6. Minimize Bureaucracy

Look, some bureaucracy is a necessary evil. If you don’t keep track of all receipts, for example, it’ll be a nightmare when you have to declare your business’s taxes. (And you can miss out on some deductibles, too.)

However, paperwork just for the sake of paperwork only brings down everyone’s productivity – without providing any benefits in return. All those meaningless meetings and reports only eat up people’s time!

Here’s a good example: remote work reporting. Too often employers request their workers to write down what they’ve been working on and how long every day. That doesn’t only bring down their morale: they end up wasting their time filling out those reports.
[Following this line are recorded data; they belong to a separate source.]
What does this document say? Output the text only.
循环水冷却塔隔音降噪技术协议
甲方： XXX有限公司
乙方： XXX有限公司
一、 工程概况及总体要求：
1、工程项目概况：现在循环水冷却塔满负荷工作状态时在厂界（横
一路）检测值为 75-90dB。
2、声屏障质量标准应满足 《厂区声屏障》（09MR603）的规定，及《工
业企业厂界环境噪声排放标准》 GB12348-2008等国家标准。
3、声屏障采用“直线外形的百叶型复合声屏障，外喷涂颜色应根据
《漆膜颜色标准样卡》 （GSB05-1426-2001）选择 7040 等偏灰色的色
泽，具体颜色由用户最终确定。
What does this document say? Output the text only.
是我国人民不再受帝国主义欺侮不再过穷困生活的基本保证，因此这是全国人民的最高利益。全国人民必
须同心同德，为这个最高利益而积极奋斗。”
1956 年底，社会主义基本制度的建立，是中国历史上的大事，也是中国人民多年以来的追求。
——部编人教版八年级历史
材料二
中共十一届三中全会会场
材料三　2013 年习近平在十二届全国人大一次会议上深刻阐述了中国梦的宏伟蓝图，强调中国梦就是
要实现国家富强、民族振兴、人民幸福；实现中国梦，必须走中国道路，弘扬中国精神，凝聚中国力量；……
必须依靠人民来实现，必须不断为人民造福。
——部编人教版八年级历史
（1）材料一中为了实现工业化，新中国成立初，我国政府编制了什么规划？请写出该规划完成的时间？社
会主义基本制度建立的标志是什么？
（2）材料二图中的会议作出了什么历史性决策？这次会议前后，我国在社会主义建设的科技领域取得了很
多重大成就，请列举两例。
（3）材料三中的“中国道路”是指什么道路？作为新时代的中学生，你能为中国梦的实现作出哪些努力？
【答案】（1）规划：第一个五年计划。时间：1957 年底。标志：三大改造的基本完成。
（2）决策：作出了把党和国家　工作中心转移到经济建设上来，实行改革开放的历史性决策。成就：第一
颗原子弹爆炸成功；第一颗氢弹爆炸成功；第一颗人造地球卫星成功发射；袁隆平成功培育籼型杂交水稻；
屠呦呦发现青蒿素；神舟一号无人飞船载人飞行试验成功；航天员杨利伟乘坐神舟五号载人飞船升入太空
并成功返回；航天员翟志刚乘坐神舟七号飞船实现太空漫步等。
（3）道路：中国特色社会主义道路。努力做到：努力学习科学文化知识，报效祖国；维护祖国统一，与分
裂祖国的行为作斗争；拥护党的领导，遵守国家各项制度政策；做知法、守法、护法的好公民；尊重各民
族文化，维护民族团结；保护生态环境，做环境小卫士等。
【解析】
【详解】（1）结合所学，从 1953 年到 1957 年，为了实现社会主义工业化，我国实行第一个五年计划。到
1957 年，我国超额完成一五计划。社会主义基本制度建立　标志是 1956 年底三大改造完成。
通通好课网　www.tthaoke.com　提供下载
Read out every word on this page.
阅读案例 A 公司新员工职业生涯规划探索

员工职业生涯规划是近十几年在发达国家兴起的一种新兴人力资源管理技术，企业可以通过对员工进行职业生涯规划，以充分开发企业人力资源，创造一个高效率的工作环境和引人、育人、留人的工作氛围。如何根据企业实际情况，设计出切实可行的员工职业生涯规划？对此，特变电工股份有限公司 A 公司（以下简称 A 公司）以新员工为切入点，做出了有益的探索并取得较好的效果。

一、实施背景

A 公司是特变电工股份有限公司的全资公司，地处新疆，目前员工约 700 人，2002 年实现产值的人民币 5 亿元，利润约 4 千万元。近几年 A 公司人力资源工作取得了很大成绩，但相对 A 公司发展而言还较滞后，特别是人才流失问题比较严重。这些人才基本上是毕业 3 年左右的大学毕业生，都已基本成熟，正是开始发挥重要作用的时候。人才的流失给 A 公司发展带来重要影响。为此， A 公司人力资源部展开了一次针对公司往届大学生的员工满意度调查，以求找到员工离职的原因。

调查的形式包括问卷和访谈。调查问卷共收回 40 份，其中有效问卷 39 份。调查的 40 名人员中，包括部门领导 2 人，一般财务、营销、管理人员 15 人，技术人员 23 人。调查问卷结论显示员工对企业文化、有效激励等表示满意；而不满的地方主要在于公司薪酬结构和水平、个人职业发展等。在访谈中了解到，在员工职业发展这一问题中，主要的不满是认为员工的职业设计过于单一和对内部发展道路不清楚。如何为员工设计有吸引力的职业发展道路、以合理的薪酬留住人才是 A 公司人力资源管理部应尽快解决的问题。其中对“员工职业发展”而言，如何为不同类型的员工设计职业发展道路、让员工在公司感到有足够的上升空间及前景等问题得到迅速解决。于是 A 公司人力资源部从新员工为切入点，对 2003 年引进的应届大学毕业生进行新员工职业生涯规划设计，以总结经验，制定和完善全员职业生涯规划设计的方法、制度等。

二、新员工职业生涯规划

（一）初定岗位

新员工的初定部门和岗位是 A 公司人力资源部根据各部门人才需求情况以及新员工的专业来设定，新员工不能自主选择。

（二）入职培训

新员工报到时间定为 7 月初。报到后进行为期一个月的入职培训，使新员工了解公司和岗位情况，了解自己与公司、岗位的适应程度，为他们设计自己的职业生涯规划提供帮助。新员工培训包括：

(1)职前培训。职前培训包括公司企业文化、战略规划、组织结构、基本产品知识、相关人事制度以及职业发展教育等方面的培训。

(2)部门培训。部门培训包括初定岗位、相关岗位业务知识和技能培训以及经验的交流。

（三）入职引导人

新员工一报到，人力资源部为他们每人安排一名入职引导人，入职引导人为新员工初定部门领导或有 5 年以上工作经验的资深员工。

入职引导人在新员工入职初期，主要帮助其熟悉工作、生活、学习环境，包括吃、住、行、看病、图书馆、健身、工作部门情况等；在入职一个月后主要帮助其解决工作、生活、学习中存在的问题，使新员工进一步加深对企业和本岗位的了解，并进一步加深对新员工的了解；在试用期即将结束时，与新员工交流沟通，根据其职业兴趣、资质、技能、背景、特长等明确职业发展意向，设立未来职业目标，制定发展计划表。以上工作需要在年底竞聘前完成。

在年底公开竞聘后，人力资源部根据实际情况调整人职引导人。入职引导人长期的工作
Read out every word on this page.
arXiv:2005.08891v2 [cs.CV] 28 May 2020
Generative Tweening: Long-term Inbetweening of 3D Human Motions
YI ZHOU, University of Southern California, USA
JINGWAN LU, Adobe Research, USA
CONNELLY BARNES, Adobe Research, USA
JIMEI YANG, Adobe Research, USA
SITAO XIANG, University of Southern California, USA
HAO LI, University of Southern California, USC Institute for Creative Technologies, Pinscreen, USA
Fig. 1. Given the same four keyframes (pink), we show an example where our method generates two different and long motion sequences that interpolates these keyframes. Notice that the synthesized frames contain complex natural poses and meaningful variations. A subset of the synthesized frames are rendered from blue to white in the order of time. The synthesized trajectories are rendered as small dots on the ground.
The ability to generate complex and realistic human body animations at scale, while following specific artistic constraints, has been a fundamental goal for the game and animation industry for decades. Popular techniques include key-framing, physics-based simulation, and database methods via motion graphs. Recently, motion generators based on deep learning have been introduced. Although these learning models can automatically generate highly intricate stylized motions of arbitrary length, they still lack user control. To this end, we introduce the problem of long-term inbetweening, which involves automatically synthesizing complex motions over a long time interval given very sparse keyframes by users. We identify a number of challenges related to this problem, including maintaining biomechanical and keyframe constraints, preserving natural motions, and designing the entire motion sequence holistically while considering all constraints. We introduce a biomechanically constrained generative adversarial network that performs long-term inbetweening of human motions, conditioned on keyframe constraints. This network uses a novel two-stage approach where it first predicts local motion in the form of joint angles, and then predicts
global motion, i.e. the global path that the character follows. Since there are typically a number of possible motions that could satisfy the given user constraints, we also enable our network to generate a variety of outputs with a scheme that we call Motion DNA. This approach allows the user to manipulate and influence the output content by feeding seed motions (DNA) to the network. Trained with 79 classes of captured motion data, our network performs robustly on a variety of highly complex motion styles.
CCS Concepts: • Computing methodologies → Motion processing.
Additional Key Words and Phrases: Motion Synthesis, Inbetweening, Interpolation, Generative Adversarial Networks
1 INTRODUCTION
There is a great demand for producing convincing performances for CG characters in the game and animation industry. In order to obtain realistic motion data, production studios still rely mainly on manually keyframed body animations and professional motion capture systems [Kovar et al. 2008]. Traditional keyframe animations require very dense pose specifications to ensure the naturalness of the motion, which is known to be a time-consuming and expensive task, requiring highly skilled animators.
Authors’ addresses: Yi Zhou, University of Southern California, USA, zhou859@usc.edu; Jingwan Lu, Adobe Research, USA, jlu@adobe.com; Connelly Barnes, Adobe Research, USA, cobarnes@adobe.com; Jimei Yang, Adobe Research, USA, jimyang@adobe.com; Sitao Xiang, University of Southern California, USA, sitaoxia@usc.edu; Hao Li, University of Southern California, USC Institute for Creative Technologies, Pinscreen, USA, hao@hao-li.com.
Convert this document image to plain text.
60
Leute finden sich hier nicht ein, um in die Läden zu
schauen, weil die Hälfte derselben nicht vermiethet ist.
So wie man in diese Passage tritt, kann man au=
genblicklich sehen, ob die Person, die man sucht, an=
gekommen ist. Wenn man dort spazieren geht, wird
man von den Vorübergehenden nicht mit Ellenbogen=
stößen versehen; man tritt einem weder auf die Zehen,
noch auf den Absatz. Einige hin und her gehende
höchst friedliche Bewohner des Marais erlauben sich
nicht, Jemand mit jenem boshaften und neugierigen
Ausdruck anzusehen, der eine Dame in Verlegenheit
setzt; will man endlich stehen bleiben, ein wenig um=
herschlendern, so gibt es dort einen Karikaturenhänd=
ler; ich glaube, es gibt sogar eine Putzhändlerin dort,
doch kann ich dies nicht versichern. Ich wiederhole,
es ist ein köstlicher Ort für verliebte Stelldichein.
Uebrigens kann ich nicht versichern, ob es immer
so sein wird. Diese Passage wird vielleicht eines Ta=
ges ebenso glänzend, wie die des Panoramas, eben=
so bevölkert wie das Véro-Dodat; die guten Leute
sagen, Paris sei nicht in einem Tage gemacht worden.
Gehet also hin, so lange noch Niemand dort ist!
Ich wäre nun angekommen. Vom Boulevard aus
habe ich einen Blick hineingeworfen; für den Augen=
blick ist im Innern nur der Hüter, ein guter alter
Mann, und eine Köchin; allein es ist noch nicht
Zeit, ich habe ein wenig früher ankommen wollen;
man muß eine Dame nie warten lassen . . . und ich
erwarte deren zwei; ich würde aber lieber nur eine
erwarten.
So, take a hard look at your internal processes. Which of those meetings, reports, spreadsheets, forms, and docs serve an important purpose, and which ones don’t?

In Conclusion

Streamlining is a continuous process. You can’t do it once, overnight or not, and forget about it. When you change a workflow, you have to test your new approach to it. Maybe, it’ll work; maybe, it won’t. Testing is the only way you’ll know which one it is.

Don’t get too frustrated if the new workflow doesn’t bring great results immediately. Often, you need to tweak it once again after the initial testing. That’s part of the process!